If you want to receive, you have to ask.
In Psalm 34, David is praising God because he and others within his circle have experienced God’s goodness and faithfulness, including divine protection and deliverance from fear, want and troubles. But this Psalm shows that we are not passive recipients of this goodness. There’s a relationship involved, and we have our part to play.
Verse 1 starts with: “I will bless the Lord.” So let’s just hold the phone right there and pull on the word “bless.” It actually means, when used as a verb as it is here, to “confer or invoke divine favor upon; to ask God to look favorably upon.”

If I don’t want or need something, I don’t ask for it. For example, if I’m not in the mood for a cup of coffee after I’ve settled in for a flight, then I’m not going to ask for one from the flight attendant as she navigates the beverage cart down the aisle. However, if I need directions to a location that I am unfamiliar with, then look out—I’m going to ask anyone and everyone until I know the way. In other words, I will go in search of the answer.
All of this is to say that gaining God’s attention requires an “action” from us. So to claim that “I will bless the Lord” really means that I will “ask” God or go in search of Him to favorably look—or invoke His divine favor—upon me or on my situation. The responsibility is on me to actively ask or, to say it another way, to actively bless.

This part of the verse is completed with three additional, seemingly simple words: at all times. As in, “I will bless the Lord (ask God to look favorably upon me) at all times.” Of course, it’s this concept of “at all times” that can stump us in our daily living. How so? Because at all times means not just the good times but also the bad times—the ticked-off times, the my-spouse-just-left-me times, the job-offer-fell-through times, the my-kid-lost-her-soccer-game times, the basement-just-flooded times…. The list of potential scenarios goes on and on.

So when we make the claim “I will bless the Lord at all times,” we are signaling a commitment to remain in a state of “blessing Him” or of asking God for His divine favor in any and all situations and around the clock.
Verse 1 goes on to explain exactly how to do that: “His praise shall continually be in my mouth.”
No matter what—in good times and bad, in happiness and despair, in plenty and want, when your business is thriving and when your business is struggling, at baby showers, weddings and funerals—we praise Him.
So, here’s the Salt and Light that I want to leave you with:

1) To truly enjoy a blessing, you have to take action. You may want to eat a perfectly cooked filet mignon with a side of sautéed spinach or, in my case, a favorite treat of organic dark chocolate, but these fine entrées don’t automatically jump from the plate to our mouths. You and I have to be intentional to pick the food up with our forks or fingers and put it into our mouths to start the process of enjoyment, digestion and nutrition. In the same way, we have to be intentional about putting the words in our mouth that ask God to bring His goodness to our lives and praise Him for it.

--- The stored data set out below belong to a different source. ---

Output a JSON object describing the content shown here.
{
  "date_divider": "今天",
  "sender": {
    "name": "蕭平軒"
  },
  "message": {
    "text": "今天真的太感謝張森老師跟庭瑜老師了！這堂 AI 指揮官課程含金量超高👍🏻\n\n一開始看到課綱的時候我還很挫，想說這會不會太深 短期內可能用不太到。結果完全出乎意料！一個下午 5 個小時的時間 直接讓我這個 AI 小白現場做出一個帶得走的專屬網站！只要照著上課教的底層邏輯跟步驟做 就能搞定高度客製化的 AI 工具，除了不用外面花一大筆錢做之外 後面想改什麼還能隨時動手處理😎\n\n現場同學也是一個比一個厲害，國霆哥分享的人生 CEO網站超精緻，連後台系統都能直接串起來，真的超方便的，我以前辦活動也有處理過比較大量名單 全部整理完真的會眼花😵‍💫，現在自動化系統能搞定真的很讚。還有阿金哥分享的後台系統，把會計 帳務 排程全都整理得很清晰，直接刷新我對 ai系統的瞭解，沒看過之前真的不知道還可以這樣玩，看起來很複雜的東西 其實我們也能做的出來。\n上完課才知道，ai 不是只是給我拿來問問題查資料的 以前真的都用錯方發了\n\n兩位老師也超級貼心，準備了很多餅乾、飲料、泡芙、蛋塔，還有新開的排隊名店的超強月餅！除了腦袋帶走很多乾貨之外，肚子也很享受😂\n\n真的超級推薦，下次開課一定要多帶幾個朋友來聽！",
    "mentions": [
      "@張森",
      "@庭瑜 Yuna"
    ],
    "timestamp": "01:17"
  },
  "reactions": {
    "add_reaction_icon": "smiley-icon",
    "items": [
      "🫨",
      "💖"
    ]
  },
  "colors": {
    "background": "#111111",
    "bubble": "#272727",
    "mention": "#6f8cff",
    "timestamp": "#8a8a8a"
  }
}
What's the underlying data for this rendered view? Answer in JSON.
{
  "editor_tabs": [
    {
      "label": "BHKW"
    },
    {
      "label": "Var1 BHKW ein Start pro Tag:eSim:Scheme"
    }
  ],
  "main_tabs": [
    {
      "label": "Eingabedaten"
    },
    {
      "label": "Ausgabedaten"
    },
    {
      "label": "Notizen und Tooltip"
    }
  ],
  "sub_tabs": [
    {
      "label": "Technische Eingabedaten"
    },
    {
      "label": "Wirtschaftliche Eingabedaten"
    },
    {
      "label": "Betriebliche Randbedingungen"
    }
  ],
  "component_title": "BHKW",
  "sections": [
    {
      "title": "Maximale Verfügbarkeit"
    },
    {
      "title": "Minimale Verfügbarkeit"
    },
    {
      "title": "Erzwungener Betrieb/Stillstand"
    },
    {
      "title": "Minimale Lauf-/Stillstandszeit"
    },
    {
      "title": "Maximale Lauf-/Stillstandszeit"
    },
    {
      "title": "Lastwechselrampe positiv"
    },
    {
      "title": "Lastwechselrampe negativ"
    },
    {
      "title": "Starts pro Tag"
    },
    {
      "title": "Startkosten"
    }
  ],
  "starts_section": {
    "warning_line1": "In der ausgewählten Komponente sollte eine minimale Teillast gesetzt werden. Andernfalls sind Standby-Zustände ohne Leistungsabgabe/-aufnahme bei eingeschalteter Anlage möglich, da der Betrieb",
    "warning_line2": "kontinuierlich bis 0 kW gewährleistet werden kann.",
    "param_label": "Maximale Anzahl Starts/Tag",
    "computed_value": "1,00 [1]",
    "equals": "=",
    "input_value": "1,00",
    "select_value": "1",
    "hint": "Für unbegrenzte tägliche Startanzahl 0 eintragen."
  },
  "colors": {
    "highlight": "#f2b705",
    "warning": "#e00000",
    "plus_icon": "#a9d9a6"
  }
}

2) Just as importantly, we need to be intentional about when we speak those words—which is all the time. Now, we all seem to know one person who no matter what seems to be in a constant state of praise, i.e., the Pollyanna or the Unsinkable Molly Brown of the Christian faith. Away from public view, though, who knows if they really keep it up? I am convinced that there may be a total of 20 people on the entire planet that are that way all the time! I would love to tell you that it comes naturally for me, but it definitely does not. When something does not work out the way I had planned or hoped, praising God is not my go-to response. I might rage a bit or I might feel sorry for myself or I might get anxious or fearful. Perhaps you’re that way too. Let’s be serious—it’s hard to be cheery and grateful and quick to thank God when you’re face to face with a major disaster or even some small annoyance that throws everything off.

So, yes, it takes work on our part to bless Him and to continually praise Him. It’s easy to do at a worship service on Sunday but it’s crazy hard when real life slaps you in the face on Monday.
But here’s the good news: We can, like David is doing in Psalm 34:1, commit to this ideal state of always blessing and praising God—in doing so, we can begin to grow in our ability to achieve it. We just have to be purposeful about it: No matter what happens throughout your day and evening, be sure to pause often, reflect on God’s goodness and praise Him out loud. And through His grace and strength, we can do it—continually!